Während ich den Klüver mit Bordmitteln reparieren konnte, wovon mich auch der Gipsverband nicht abhielt, mussten wir den trotz Generalüberholung unglücklichen Motor mit seinen Öl-Leckagen noch einmal austauschen und auch die Wellenanlage anpassen, um den Vibrationen Herr zu werden. Im Wasahafen hatte unser Schiff aber einen hervorragenden „Nothafen“ und wir neue Freunde gefunden!
Hallo Ihr Zwei.
Schön zu lesen, Euer Abenteuer.
Danke für‘s weitergeben, lenkt mich von meinen Sorgen ab.👍🤷🏻♀️😅😉
Moin Ihr Lieben! Fantastisch, dass Ihr es geschafft habt Lille Björn wieder in Fahrt zu bringen. Ihr könnt stolz auf Euch sein.

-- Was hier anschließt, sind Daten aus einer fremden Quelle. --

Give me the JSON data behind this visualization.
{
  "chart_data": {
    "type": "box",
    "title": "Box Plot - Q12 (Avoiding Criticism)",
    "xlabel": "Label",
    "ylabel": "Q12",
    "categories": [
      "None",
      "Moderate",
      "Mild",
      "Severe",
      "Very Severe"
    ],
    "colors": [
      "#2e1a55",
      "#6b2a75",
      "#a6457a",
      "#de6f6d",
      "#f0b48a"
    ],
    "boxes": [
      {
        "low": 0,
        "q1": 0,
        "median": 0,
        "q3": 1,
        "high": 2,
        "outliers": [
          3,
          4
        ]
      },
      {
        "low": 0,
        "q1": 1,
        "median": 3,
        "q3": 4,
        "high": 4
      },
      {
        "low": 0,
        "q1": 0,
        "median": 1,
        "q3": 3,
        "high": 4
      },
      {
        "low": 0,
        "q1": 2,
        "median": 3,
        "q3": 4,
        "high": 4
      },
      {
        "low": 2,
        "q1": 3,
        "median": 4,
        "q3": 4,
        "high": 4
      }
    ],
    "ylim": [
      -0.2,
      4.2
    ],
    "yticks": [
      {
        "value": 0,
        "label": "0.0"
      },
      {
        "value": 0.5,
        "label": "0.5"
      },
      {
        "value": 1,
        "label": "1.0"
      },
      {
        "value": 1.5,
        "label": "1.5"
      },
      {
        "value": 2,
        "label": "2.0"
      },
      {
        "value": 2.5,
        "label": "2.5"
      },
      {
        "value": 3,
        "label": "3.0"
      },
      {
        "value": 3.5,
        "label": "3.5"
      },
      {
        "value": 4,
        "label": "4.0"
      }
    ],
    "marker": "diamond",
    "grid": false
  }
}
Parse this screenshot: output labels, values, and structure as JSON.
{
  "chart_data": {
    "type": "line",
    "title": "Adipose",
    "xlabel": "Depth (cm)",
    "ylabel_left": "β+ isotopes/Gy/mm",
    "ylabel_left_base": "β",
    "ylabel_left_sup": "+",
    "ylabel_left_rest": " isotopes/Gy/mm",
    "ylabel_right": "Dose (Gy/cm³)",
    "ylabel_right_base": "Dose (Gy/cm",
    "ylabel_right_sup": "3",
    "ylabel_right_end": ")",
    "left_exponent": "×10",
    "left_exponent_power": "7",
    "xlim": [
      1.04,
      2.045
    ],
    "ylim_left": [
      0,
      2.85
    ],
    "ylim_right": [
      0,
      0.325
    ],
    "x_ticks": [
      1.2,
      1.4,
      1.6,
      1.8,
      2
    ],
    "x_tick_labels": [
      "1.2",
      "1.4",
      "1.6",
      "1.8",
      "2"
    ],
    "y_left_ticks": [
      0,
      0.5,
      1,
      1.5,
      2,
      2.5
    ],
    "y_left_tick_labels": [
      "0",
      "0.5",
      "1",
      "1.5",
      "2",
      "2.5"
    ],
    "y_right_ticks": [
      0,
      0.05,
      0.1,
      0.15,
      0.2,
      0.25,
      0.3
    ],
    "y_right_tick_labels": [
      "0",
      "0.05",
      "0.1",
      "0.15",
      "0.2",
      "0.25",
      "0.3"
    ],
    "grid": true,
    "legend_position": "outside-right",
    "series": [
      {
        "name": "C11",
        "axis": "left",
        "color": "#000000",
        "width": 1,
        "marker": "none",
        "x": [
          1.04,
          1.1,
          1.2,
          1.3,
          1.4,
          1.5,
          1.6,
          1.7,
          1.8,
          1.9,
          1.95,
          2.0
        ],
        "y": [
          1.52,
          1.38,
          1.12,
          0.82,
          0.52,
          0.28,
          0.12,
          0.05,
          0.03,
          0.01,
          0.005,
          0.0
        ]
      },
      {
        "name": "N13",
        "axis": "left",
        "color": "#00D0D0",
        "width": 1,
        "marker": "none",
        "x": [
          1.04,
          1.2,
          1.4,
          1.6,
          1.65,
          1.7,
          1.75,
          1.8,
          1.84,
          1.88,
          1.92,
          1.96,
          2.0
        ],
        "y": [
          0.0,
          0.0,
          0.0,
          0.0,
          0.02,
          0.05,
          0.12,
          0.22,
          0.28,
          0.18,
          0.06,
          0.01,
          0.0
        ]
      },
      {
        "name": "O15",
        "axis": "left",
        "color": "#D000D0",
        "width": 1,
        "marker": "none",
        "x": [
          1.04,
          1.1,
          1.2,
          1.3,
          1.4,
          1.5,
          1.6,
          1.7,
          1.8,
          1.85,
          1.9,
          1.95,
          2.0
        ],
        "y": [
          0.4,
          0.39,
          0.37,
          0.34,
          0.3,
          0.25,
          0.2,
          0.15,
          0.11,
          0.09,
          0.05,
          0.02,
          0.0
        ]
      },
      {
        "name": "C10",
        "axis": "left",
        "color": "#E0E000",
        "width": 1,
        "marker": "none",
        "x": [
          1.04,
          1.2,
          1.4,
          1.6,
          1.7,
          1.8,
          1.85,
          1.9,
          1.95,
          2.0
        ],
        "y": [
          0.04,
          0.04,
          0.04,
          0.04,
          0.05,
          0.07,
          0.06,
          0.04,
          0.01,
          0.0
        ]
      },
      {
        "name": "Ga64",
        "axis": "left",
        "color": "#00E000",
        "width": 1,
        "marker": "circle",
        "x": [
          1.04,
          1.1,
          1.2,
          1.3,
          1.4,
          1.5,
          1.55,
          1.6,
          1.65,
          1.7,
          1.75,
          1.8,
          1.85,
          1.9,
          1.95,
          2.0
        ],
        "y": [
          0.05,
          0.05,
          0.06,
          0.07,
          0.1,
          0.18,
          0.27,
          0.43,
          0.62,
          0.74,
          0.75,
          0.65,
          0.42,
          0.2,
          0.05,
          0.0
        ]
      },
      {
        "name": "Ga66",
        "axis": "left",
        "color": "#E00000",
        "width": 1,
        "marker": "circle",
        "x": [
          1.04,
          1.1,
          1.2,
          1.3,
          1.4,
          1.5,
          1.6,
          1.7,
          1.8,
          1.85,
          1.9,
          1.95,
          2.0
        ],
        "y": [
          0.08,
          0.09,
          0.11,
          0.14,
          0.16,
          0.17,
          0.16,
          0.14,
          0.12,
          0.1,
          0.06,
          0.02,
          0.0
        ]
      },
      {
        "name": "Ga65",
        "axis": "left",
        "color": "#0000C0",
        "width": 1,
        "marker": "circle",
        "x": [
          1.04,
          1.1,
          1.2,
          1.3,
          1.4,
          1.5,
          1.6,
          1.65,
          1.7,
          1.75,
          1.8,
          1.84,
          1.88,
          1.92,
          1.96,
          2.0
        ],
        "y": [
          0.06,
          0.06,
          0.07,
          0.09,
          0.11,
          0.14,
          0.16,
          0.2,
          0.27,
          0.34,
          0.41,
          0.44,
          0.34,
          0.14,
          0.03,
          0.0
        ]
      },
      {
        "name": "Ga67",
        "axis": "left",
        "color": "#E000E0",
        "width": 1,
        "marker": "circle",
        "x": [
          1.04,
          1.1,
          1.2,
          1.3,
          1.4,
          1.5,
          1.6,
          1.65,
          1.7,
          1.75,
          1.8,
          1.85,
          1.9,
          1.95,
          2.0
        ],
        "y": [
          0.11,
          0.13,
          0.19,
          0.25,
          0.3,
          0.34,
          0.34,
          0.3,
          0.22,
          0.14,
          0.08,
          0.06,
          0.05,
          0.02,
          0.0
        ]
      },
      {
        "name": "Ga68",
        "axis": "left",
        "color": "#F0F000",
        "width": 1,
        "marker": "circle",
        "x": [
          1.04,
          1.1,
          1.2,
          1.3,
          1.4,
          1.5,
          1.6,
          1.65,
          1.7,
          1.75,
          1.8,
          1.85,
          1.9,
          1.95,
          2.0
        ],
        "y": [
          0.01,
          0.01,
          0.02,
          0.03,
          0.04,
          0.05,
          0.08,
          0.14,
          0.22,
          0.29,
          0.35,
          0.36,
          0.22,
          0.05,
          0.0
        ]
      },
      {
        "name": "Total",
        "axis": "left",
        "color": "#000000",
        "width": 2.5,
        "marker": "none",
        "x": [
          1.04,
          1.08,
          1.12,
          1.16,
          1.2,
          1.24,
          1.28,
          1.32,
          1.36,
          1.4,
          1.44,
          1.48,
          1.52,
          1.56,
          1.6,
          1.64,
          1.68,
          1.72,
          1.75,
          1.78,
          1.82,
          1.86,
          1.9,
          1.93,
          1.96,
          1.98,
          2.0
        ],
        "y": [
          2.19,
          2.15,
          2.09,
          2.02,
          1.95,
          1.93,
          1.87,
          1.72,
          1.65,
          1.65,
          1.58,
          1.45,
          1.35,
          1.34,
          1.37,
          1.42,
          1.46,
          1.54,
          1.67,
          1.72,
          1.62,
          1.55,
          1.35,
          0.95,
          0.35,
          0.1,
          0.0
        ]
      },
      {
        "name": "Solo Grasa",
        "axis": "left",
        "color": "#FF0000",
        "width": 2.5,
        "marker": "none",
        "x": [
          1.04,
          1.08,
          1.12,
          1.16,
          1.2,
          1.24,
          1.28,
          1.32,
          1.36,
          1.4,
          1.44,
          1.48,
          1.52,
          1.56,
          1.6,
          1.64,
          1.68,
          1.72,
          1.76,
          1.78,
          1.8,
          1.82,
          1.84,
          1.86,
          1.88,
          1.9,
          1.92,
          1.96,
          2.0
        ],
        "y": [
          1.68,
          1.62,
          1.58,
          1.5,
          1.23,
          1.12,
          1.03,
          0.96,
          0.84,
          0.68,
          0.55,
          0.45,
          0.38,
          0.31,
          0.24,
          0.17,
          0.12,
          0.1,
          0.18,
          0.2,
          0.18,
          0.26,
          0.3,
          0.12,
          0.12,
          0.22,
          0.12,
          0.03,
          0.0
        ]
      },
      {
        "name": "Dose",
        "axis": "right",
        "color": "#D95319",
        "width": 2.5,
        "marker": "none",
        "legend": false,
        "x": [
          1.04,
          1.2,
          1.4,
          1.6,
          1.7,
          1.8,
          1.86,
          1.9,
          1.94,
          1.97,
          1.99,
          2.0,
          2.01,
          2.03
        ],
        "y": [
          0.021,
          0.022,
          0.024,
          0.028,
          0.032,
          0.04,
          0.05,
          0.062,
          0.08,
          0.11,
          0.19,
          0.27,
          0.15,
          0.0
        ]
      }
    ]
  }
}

Wir stechen Ende April wieder in See – Richtung Schweden. Vielleicht können wir dieses Jahr den Wein beim Längsseits – Liegen trinken. Wir würden uns freuen Euch zu treffen.
Liebe Grüße aus Wilster Thomas und Inge von der Fritz Lexow
http://www.fritz-lexow.de
Die Seele ist,das Schiff
Das Herz das Steuer und die Wahrheit der Hafen
Wie schön, von Euch zu hören, Inge und Thomas!
Für uns geht’s auch Ende April in den Norden, dann zuerst zum Auswintern, Drucklager einbauen und testfahren… Wir freuen uns aufs Längsseiteliegen und Wein trinken mit Euch! (mit Tee passen wir aber auf 😉 )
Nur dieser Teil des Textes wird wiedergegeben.